El golpe al príncipe de los médicos, con el que comenzó, no fue más que un breve agravio a su penosa queja del Ars longa,—y Vita brevis.—¡La vida es corta, exclamó mi padre,—y el arte de curar, tedioso! ¿Y a quién hemos de agradecerle lo uno y lo otro, sino a la ignorancia de los propios charlatanes,—y a las carretadas de remedios químicos y cachivaches peripatéticos con los que, en todas las épocas, primero han adulado al mundo y al fin lo han engañado?

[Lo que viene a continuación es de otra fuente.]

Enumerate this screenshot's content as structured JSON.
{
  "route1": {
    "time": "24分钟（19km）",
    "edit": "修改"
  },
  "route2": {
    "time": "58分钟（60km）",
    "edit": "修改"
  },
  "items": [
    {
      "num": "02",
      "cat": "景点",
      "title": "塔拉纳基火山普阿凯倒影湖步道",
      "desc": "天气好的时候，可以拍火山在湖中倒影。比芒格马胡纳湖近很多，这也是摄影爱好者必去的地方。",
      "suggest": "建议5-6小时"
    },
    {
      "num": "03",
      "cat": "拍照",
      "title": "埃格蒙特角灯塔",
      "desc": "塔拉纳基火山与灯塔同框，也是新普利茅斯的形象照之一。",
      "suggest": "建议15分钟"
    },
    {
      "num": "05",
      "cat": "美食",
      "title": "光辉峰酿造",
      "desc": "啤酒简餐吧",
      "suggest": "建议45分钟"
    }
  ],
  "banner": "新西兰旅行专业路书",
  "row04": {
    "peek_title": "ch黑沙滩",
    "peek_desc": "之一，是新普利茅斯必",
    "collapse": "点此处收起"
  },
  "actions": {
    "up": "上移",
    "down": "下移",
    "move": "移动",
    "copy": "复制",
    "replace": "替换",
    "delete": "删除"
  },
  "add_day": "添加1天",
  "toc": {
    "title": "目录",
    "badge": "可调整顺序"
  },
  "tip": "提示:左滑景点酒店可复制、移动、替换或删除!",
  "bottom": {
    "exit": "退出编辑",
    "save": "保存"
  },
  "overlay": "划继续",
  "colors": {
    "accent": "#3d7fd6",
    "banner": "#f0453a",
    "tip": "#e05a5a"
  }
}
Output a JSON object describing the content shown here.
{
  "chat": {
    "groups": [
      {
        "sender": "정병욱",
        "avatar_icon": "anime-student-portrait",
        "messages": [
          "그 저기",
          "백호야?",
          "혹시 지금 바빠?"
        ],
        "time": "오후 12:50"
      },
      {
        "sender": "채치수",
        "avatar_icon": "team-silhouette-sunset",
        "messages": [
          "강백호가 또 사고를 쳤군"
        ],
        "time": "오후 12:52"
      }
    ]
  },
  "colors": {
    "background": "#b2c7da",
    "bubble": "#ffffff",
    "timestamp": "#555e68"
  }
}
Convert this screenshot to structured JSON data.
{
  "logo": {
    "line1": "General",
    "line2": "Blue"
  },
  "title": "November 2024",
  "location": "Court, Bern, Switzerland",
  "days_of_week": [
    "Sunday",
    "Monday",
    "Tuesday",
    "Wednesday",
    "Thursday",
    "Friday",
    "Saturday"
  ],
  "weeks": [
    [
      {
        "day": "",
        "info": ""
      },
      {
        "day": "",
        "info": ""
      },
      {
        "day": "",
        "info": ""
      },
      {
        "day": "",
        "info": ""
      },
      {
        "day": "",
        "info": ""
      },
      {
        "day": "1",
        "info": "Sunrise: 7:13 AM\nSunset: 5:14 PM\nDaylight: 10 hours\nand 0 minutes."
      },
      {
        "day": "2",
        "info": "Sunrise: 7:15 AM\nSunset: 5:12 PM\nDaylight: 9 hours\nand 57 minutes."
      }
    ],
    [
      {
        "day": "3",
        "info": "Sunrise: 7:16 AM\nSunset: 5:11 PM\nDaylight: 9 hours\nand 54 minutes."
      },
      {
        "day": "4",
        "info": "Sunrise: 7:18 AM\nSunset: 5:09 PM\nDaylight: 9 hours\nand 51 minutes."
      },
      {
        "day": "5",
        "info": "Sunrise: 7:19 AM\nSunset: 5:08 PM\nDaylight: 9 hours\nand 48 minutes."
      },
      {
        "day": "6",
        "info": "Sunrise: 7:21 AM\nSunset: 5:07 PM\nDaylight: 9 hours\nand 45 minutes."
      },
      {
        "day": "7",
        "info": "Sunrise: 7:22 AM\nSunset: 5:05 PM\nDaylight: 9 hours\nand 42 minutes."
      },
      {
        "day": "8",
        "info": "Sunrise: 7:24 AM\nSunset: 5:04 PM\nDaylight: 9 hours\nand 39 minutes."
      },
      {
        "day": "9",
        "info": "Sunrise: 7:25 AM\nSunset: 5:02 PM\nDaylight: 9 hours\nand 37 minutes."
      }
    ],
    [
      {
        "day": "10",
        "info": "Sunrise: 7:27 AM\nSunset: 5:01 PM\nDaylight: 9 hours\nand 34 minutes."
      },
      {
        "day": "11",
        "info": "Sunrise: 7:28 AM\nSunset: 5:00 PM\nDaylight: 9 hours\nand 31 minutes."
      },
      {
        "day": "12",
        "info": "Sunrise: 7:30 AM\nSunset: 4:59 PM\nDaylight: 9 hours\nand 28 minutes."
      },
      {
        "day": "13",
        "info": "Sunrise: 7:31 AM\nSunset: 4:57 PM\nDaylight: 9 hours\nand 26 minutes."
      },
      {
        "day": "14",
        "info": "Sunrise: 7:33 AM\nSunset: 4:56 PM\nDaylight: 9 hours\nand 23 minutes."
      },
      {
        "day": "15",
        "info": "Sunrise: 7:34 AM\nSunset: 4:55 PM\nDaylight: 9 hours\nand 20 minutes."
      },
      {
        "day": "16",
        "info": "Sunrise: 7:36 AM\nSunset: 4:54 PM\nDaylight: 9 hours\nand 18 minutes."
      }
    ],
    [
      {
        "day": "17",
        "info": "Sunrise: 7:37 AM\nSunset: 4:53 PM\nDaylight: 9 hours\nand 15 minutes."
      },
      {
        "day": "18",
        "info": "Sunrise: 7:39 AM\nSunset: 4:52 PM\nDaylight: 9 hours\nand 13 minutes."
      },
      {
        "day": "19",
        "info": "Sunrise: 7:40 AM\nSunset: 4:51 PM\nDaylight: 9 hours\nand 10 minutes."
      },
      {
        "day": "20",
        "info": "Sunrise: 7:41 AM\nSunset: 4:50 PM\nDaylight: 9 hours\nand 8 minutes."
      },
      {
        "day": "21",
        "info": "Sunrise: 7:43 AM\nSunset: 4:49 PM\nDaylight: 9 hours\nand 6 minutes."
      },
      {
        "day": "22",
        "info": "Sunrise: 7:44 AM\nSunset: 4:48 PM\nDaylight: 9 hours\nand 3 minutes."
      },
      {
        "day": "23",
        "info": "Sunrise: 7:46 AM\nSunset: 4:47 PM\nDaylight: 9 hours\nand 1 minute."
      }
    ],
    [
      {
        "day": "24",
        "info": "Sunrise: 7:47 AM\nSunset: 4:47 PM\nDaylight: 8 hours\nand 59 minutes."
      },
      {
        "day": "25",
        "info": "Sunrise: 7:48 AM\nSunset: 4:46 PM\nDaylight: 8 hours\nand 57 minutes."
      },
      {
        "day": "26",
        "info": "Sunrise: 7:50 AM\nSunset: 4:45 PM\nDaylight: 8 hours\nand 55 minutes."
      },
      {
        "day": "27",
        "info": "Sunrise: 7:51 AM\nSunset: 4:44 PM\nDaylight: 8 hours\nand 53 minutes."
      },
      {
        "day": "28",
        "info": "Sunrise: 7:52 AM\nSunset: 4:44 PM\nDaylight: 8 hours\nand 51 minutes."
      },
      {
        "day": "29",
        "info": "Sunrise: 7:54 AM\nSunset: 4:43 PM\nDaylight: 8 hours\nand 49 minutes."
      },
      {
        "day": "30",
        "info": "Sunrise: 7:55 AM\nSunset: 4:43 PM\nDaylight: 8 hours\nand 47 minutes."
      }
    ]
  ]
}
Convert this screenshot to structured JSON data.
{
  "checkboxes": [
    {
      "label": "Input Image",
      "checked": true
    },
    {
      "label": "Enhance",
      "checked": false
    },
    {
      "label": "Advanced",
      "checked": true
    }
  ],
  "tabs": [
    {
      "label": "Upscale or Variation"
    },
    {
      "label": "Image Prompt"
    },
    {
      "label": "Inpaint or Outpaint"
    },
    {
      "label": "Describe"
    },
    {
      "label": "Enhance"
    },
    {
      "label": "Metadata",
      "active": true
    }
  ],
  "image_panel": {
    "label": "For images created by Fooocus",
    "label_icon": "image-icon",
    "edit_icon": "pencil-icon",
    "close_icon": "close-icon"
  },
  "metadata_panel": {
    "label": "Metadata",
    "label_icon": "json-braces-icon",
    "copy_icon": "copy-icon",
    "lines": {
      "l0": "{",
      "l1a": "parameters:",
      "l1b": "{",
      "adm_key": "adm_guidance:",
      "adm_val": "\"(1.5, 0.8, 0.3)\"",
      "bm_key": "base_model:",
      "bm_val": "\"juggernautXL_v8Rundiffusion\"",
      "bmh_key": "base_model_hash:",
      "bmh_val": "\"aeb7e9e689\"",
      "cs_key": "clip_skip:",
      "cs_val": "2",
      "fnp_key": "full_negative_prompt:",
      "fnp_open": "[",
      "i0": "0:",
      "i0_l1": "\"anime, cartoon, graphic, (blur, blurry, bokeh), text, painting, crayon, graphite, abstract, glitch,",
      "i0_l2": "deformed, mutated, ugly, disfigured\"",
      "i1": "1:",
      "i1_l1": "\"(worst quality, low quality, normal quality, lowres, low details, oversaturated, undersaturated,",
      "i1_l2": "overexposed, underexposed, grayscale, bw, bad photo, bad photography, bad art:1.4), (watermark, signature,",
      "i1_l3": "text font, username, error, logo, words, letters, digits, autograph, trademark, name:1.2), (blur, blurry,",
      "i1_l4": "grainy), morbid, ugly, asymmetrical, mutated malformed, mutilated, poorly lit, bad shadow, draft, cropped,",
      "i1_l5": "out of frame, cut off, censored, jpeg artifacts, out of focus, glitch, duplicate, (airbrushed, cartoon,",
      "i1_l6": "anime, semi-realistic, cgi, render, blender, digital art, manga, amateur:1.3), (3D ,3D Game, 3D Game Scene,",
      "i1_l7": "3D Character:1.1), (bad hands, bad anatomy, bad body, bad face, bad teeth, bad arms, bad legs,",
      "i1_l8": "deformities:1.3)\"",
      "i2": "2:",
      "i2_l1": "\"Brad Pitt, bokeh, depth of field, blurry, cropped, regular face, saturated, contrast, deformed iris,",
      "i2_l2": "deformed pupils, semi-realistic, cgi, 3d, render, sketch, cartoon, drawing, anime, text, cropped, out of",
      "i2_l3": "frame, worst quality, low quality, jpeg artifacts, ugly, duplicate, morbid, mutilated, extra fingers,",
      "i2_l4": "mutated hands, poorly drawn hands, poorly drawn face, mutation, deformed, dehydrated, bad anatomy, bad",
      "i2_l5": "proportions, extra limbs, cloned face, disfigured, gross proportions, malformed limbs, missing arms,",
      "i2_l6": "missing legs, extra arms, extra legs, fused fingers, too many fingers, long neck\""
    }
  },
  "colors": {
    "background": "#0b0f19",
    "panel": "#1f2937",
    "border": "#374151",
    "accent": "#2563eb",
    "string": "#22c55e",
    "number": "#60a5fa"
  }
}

⸺⁠¡Oh, mi señor Verulam!⁠—exclamó mi padre, apartándose de Hipócrates y dirigiéndole su segundo golpe, como al principal de los vendedores de remedios secretos y el más apto para servir de escarmiento a los demás⁠—, ¿qué te diré, mi gran señor Verulam? ¿Qué diré de tu espíritu interno⁠—, de tu opio⁠—, de tu salitre⁠—, de tus grasientas unciones⁠—, de tus purgas diarias⁠—, de tus clisteres nocturnos y tus sucedáneos?

⸺⁠Mi padre jamás se quedaba sin saber qué decirle a nadie, sobre ningún tema; y era el hombre que menos necesidad tenía del exordio de cuantos respiran: cómo lidió con la opinión de su señoría,⁠⸺⁠lo veréis;⁠⸺⁠cuándo, empero⁠—no lo sé;⁠⸺⁠primero hemos de ver cuál era la opinión de su señoría.